Desembaraçada de suas cadeias, entra a irradiar e embriaga-se de espaço e de liberdade. A fealdade terrena e a decrepitude deram lugar a um corpo fluídico de aparência graciosa e de formas ideais, diáfano e brilhante.
Aí encontra
aqueles a quem amou na Terra, que a precederam na nova vida e agora
parecem esperá-la. Então, comunica-se livremente com todos, suas
expansões são repletas de felicidade, embora ainda um pouco anuviadas
por tristes reminiscências da Terra e pela comparação da hora presente
com um passado cheio de lágrimas. Outros Espíritos que perdera de vista
em sua última encarnação, mas que se tinham tornado seus afeiçoados por
provas suportadas em comum no decurso das idades, vêm também juntar-se
aos primeiros. Todos os que compartilharam seus bons ou maus dias, todos
os que com ela se engrandeceram, lutaram, choraram e sofreram correrão
ao seu encontro, e sua memória, despertando-se desde então, ocasionará
explosões de felicidade e venturas que a pena não sabe descrever.
Como resumir as
impressões da vida radiante que se abre ao Espírito? A veste grosseira, o
manto pesado que lhe constrangia os sentidos íntimos, despedaçando-se
subitamente, tornam centuplicadas as suas percepções. O horizonte se lhe
alarga e não tem mais limites. O infinito incomensurável, luminoso,
desdobra-se às suas vistas com suas ofuscantes maravilhas, com seus
milhões de sóis, focos multicores, safiras e esmeraldas, joias enormes,
derramadas no azul e seguidas de seus suntuosos cortejos de esferas.

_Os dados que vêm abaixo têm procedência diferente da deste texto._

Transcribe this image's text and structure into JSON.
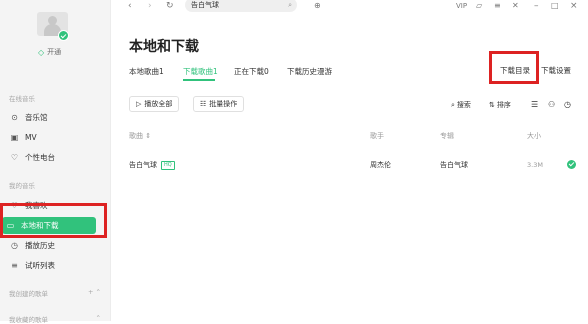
{
  "user": {
    "open_vip": "开通"
  },
  "sidebar": {
    "online_section": "在线音乐",
    "online_items": [
      {
        "label": "音乐馆",
        "icon": "music-hall-icon"
      },
      {
        "label": "MV",
        "icon": "mv-icon"
      },
      {
        "label": "个性电台",
        "icon": "radio-icon"
      }
    ],
    "my_section": "我的音乐",
    "my_items": [
      {
        "label": "我喜欢",
        "icon": "heart-icon"
      },
      {
        "label": "本地和下载",
        "icon": "monitor-icon"
      },
      {
        "label": "播放历史",
        "icon": "history-icon"
      },
      {
        "label": "试听列表",
        "icon": "list-icon"
      }
    ],
    "created_playlists": "我创建的歌单",
    "collected_playlists": "我收藏的歌单"
  },
  "topbar": {
    "search_value": "告白气球",
    "vip": "VIP"
  },
  "page": {
    "title": "本地和下载"
  },
  "tabs": [
    "本地歌曲1",
    "下载歌曲1",
    "正在下载0",
    "下载历史漫游"
  ],
  "actions": {
    "download_dir": "下载目录",
    "download_settings": "下载设置"
  },
  "toolbar": {
    "play_all": "播放全部",
    "batch": "批量操作",
    "search": "搜索",
    "sort": "排序"
  },
  "table": {
    "headers": [
      "歌曲",
      "歌手",
      "专辑",
      "大小"
    ],
    "rows": [
      {
        "song": "告白气球",
        "quality": "HQ",
        "singer": "周杰伦",
        "album": "告白气球",
        "size": "3.3M"
      }
    ]
  },
  "colors": {
    "accent": "#31c27c",
    "highlight": "#dd2222"
  }
}
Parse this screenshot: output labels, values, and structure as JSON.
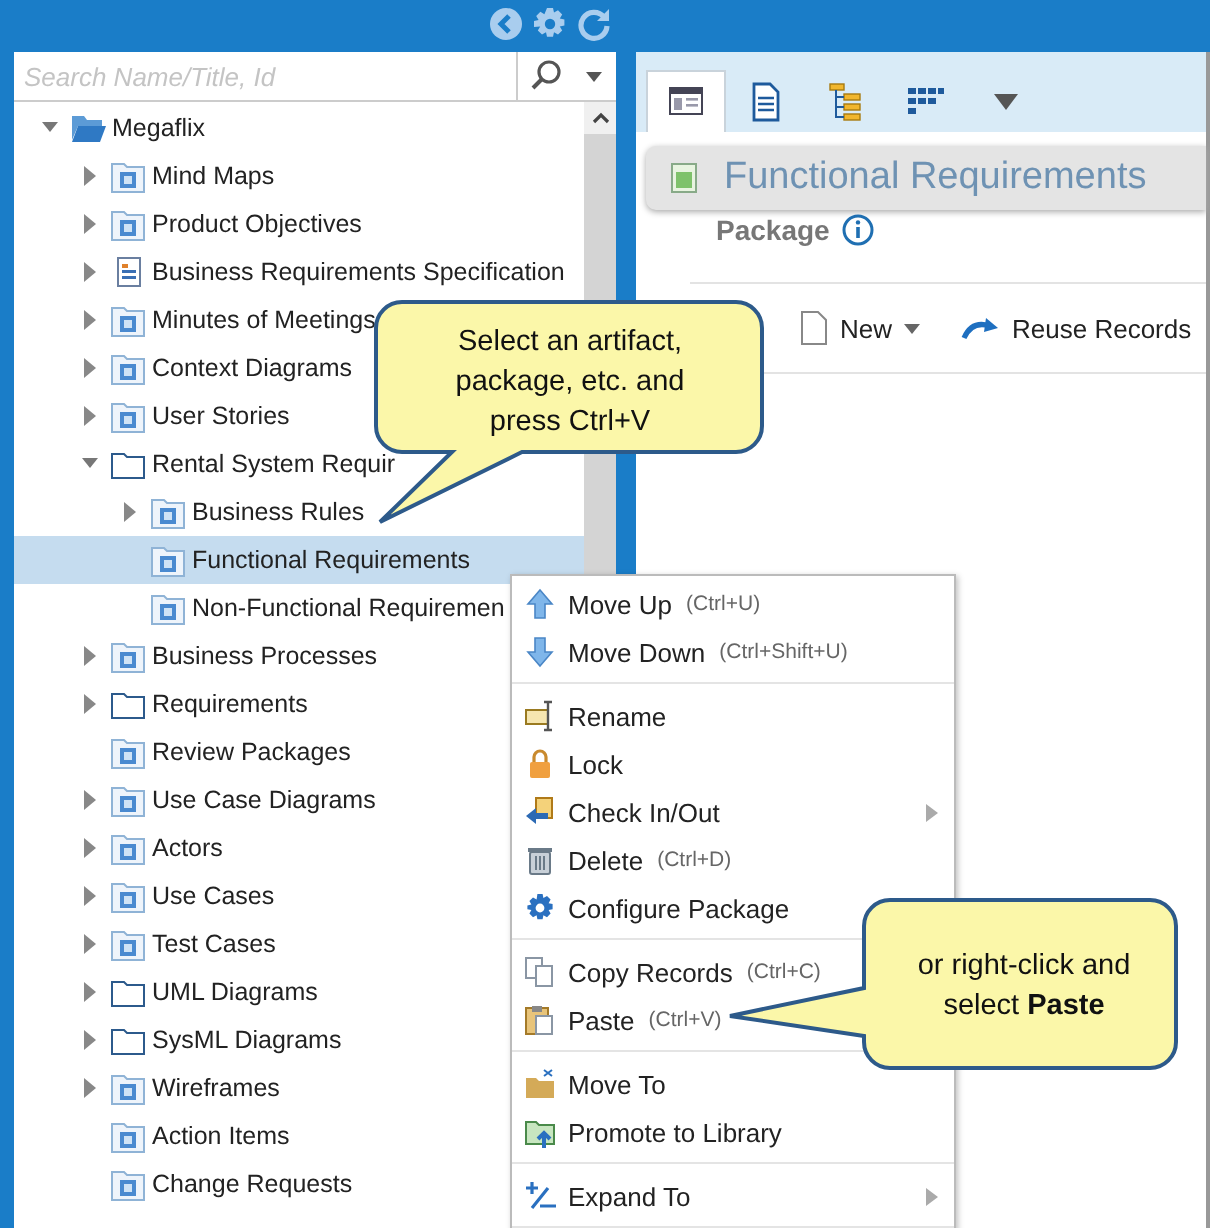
{
  "search": {
    "placeholder": "Search Name/Title, Id"
  },
  "tree": [
    {
      "label": "Megaflix",
      "kind": "open-folder",
      "expanded": true,
      "selected": false,
      "children": [
        {
          "label": "Mind Maps",
          "kind": "package",
          "expanded": false,
          "selected": false
        },
        {
          "label": "Product Objectives",
          "kind": "package",
          "expanded": false,
          "selected": false
        },
        {
          "label": "Business Requirements Specification",
          "kind": "document",
          "expanded": false,
          "selected": false
        },
        {
          "label": "Minutes of Meetings",
          "kind": "package",
          "expanded": false,
          "selected": false
        },
        {
          "label": "Context Diagrams",
          "kind": "package",
          "expanded": false,
          "selected": false
        },
        {
          "label": "User Stories",
          "kind": "package",
          "expanded": false,
          "selected": false
        },
        {
          "label": "Rental System Requir",
          "kind": "folder",
          "expanded": true,
          "selected": false,
          "children": [
            {
              "label": "Business Rules",
              "kind": "package",
              "expanded": false,
              "selected": false
            },
            {
              "label": "Functional Requirements",
              "kind": "package",
              "selected": true
            },
            {
              "label": "Non-Functional Requiremen",
              "kind": "package",
              "selected": false
            }
          ]
        },
        {
          "label": "Business Processes",
          "kind": "package",
          "expanded": false,
          "selected": false
        },
        {
          "label": "Requirements",
          "kind": "folder",
          "expanded": false,
          "selected": false
        },
        {
          "label": "Review Packages",
          "kind": "package",
          "selected": false
        },
        {
          "label": "Use Case Diagrams",
          "kind": "package",
          "expanded": false,
          "selected": false
        },
        {
          "label": "Actors",
          "kind": "package",
          "expanded": false,
          "selected": false
        },
        {
          "label": "Use Cases",
          "kind": "package",
          "expanded": false,
          "selected": false
        },
        {
          "label": "Test Cases",
          "kind": "package",
          "expanded": false,
          "selected": false
        },
        {
          "label": "UML Diagrams",
          "kind": "folder",
          "expanded": false,
          "selected": false
        },
        {
          "label": "SysML Diagrams",
          "kind": "folder",
          "expanded": false,
          "selected": false
        },
        {
          "label": "Wireframes",
          "kind": "package",
          "expanded": false,
          "selected": false
        },
        {
          "label": "Action Items",
          "kind": "package",
          "selected": false
        },
        {
          "label": "Change Requests",
          "kind": "package",
          "selected": false
        }
      ]
    }
  ],
  "tabs": [
    {
      "selected": true
    },
    {
      "selected": false
    },
    {
      "selected": false
    },
    {
      "selected": false
    }
  ],
  "header": {
    "title": "Functional Requirements",
    "subtitle": "Package"
  },
  "toolbar": [
    {
      "label": "New",
      "kind": "new"
    },
    {
      "label": "Reuse Records",
      "kind": "reuse"
    }
  ],
  "context_menu": [
    [
      {
        "label": "Move Up",
        "shortcut": "(Ctrl+U)",
        "kind": "up",
        "submenu": false
      },
      {
        "label": "Move Down",
        "shortcut": "(Ctrl+Shift+U)",
        "kind": "down",
        "submenu": false
      }
    ],
    [
      {
        "label": "Rename",
        "kind": "rename",
        "submenu": false
      },
      {
        "label": "Lock",
        "kind": "lock",
        "submenu": false
      },
      {
        "label": "Check In/Out",
        "kind": "checkin",
        "submenu": true
      },
      {
        "label": "Delete",
        "shortcut": "(Ctrl+D)",
        "kind": "delete",
        "submenu": false
      },
      {
        "label": "Configure Package",
        "kind": "gear",
        "submenu": false
      }
    ],
    [
      {
        "label": "Copy Records",
        "shortcut": "(Ctrl+C)",
        "kind": "copy",
        "submenu": false
      },
      {
        "label": "Paste",
        "shortcut": "(Ctrl+V)",
        "kind": "paste",
        "submenu": false
      }
    ],
    [
      {
        "label": "Move To",
        "kind": "moveto",
        "submenu": false
      },
      {
        "label": "Promote to Library",
        "kind": "promote",
        "submenu": false
      }
    ],
    [
      {
        "label": "Expand To",
        "kind": "expand",
        "submenu": true
      }
    ]
  ],
  "callouts": [
    {
      "text": "Select an artifact, package, etc. and press Ctrl+V",
      "kind": "down-left"
    },
    {
      "text": "or right-click and select **Paste**",
      "kind": "left"
    }
  ]
}
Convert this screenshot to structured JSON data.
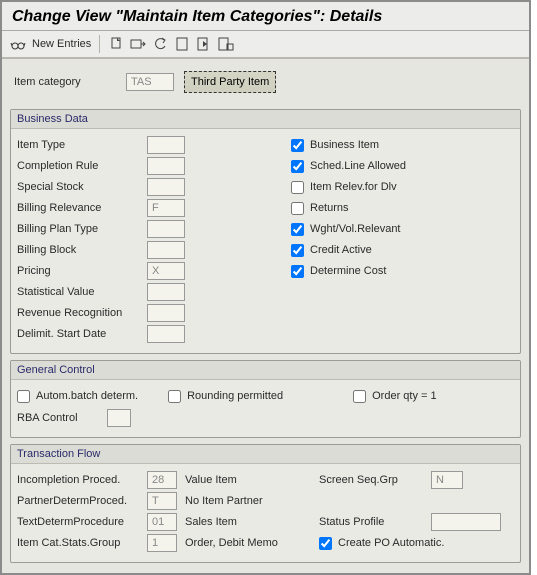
{
  "title": "Change View \"Maintain Item Categories\": Details",
  "toolbar": {
    "new_entries": "New Entries"
  },
  "key": {
    "item_category_label": "Item category",
    "item_category_value": "TAS",
    "item_category_desc": "Third Party Item"
  },
  "sections": {
    "business_data": {
      "header": "Business Data",
      "fields": {
        "item_type": {
          "label": "Item Type",
          "value": ""
        },
        "completion_rule": {
          "label": "Completion Rule",
          "value": ""
        },
        "special_stock": {
          "label": "Special Stock",
          "value": ""
        },
        "billing_relevance": {
          "label": "Billing Relevance",
          "value": "F"
        },
        "billing_plan_type": {
          "label": "Billing Plan Type",
          "value": ""
        },
        "billing_block": {
          "label": "Billing Block",
          "value": ""
        },
        "pricing": {
          "label": "Pricing",
          "value": "X"
        },
        "statistical_value": {
          "label": "Statistical Value",
          "value": ""
        },
        "revenue_recog": {
          "label": "Revenue Recognition",
          "value": ""
        },
        "delimit_start": {
          "label": "Delimit. Start Date",
          "value": ""
        }
      },
      "checks": {
        "business_item": {
          "label": "Business Item",
          "checked": true
        },
        "sched_line": {
          "label": "Sched.Line Allowed",
          "checked": true
        },
        "item_relev_dlv": {
          "label": "Item Relev.for Dlv",
          "checked": false
        },
        "returns": {
          "label": "Returns",
          "checked": false
        },
        "wght_vol": {
          "label": "Wght/Vol.Relevant",
          "checked": true
        },
        "credit_active": {
          "label": "Credit Active",
          "checked": true
        },
        "determine_cost": {
          "label": "Determine Cost",
          "checked": true
        }
      }
    },
    "general_control": {
      "header": "General Control",
      "checks": {
        "autom_batch": {
          "label": "Autom.batch determ.",
          "checked": false
        },
        "rounding": {
          "label": "Rounding permitted",
          "checked": false
        },
        "order_qty1": {
          "label": "Order qty = 1",
          "checked": false
        }
      },
      "fields": {
        "rba_control": {
          "label": "RBA Control",
          "value": ""
        }
      }
    },
    "transaction_flow": {
      "header": "Transaction Flow",
      "rows": {
        "r1": {
          "lbl": "Incompletion Proced.",
          "val": "28",
          "lbl2": "Value Item",
          "lbl3": "Screen Seq.Grp",
          "val3": "N"
        },
        "r2": {
          "lbl": "PartnerDetermProced.",
          "val": "T",
          "lbl2": "No Item Partner",
          "lbl3": "",
          "val3": ""
        },
        "r3": {
          "lbl": "TextDetermProcedure",
          "val": "01",
          "lbl2": "Sales Item",
          "lbl3": "Status Profile",
          "val3": ""
        },
        "r4": {
          "lbl": "Item Cat.Stats.Group",
          "val": "1",
          "lbl2": "Order, Debit Memo",
          "check_label": "Create PO Automatic.",
          "checked": true
        }
      }
    }
  }
}
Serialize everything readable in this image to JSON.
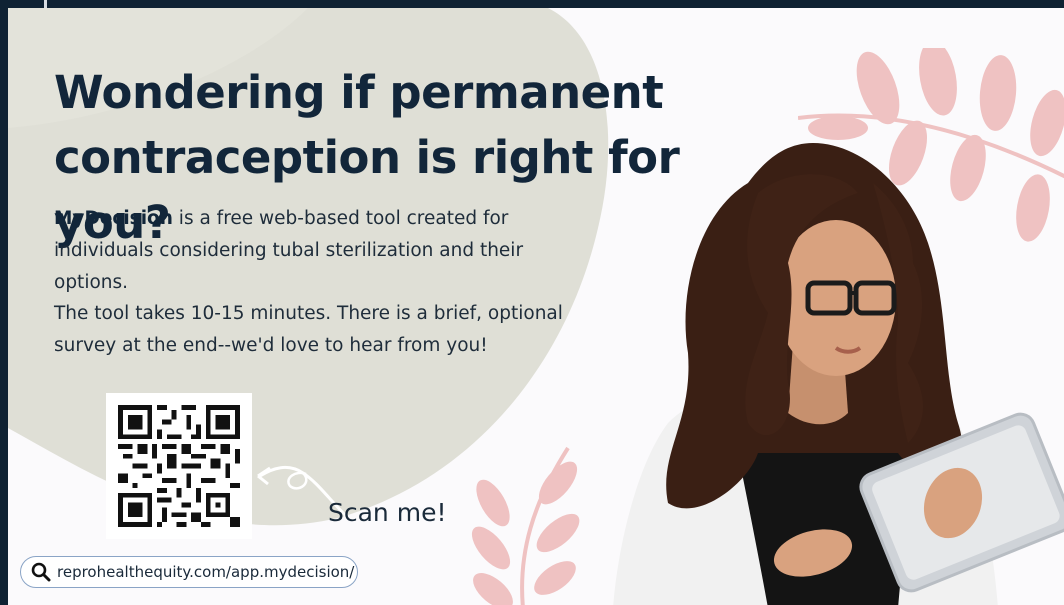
{
  "headline": {
    "line1": "Wondering if permanent",
    "line2": "contraception is right for you?"
  },
  "intro": {
    "brand": "MyDecision",
    "rest": " is a free web-based tool created for individuals considering tubal sterilization and their options."
  },
  "details": "The tool takes 10-15 minutes. There is a brief, optional survey at the end--we'd love to hear from you!",
  "qr": {
    "icon": "qr-code"
  },
  "scan_label": "Scan me!",
  "url": {
    "icon": "search-icon",
    "text": "reprohealthequity.com/app.mydecision/"
  },
  "colors": {
    "background_frame": "#0f2233",
    "page": "#fbfafc",
    "blob": "#dcdcd2",
    "leaf": "#efc2c2",
    "headline": "#12263a",
    "pill_border": "#8aa4c6"
  }
}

Esses sóis, que aparecem aos homens como simples lampadários, o Espírito
os contempla em sua real e colossal grandeza; vê-os mais poderosos que o
luminar do nosso planeta; reconhece a força de atração que os prende, e
distingue ainda, em longínquas profundezas, os astros maravilhosos que
presidem às evoluções.
Todos esses
fachos gigantescos, ele os vê em movimento, gravitando, prosseguindo seu
curso vagabundo, entrecruzando-se, como globos de fogo lançados no
vácuo pela mão de um invisível jogador.
Nós, perturbados
sem cessar por vãos rumores, pelo confuso sussurro da colmeia humana,
não podemos conceber a calma solene, o majestoso silêncio dos espaços,
que enche a alma de um sentimento augusto, de um assombro que toca as
raias do pavor.
Mas o Espírito
puro e bom é inacessível ao temor. Esse infinito, frio e silencioso para
os Espíritos inferiores, anima-se logo para ele e o faz ouvir sua voz
poderosa. Livre da matéria, a alma percebe, aos poucos, as vibrações
melodiosas do éter, as delicadas harmonias que descem das regiões
celestes e compreende o ritmo imponente das esferas.
Esse cântico dos
mundos, essas vozes do infinito que soam no silêncio ela os saboreia até
se sentir arrebatar. Recolhida, inebriada, cheia de um sentimento grave
e religioso, banha-se nas ondas do éter, contempla as profundezas
siderais, as legiões de Espíritos, sombras ligeiras que flutuam e se
agitam em esteiras de luz.
Assiste à gênese
dos mundos, vê a vida despertar-se e crescer na sua superfície, segue o
desenvolvimento das humanidades que os povoam e, nesse grande
espetáculo, verifica que em toda parte do Universo a atividade, o
movimento e a vida ligam-se à ordem.
Qualquer que seja
seu adiantamento, o Espírito que acaba de deixar a Terra não pode
aspirar a viver indefinidamente dessa vida superior. Adstrito à
reencarnação, essa vida não lhe é senão um tempo de repouso: uma
compensação aos seus males, uma recompensa aos seus méritos. Apenas aí
vai retemperar-se e fortificar-se para as lutas futuras.
Porém, nas vidas
que o esperam não terá mais as angústias e os cuidados da existência
terrestre. O Espírito elevado é destinado a renascer em planetas mais
bem dotados que o nosso. A escala grandiosa dos mundos tem inúmeros
graus, dispostos para a ascensão progressiva das almas, que os devem
transpor cada um por sua vez.
Nas esferas
superiores à Terra o império da matéria é menor. Os males por esta
originados atenuam-se, à medida que o ser se eleva e acabam por
desaparecer. Lá, o ser humano não mais se arrasta penosamente sob a ação
de pesada atmosfera; desloca-se de um lugar para outro com muita
facilidade. As necessidades corpóreas são quase nulas e os trabalhos
rudes, desconhecidos. Mais longa que a nossa, a existência aí se passa
no estudo, na participação das obras de uma civilização aperfeiçoada,
tendo por base a mais pura moral, o respeito aos direitos de todos, a
amizade e a fraternidade. As guerras, as epidemias e os flagelos não têm
acesso e os grosseiros interesses, causa das nossas ambições, não mais
dividem os povos.
Chegará afinal um
dia em que o Espírito, depois de haver percorrido o ciclo de suas
existências terrestres, depois de se haver purificado através dos
mundos, por seus renascimentos e migrações, vê terminar a série de suas
encarnações e abrir-se a vida espiritual, definitivamente, a verdadeira
vida da alma, donde o mal, as trevas e o erro estão banidos para sempre.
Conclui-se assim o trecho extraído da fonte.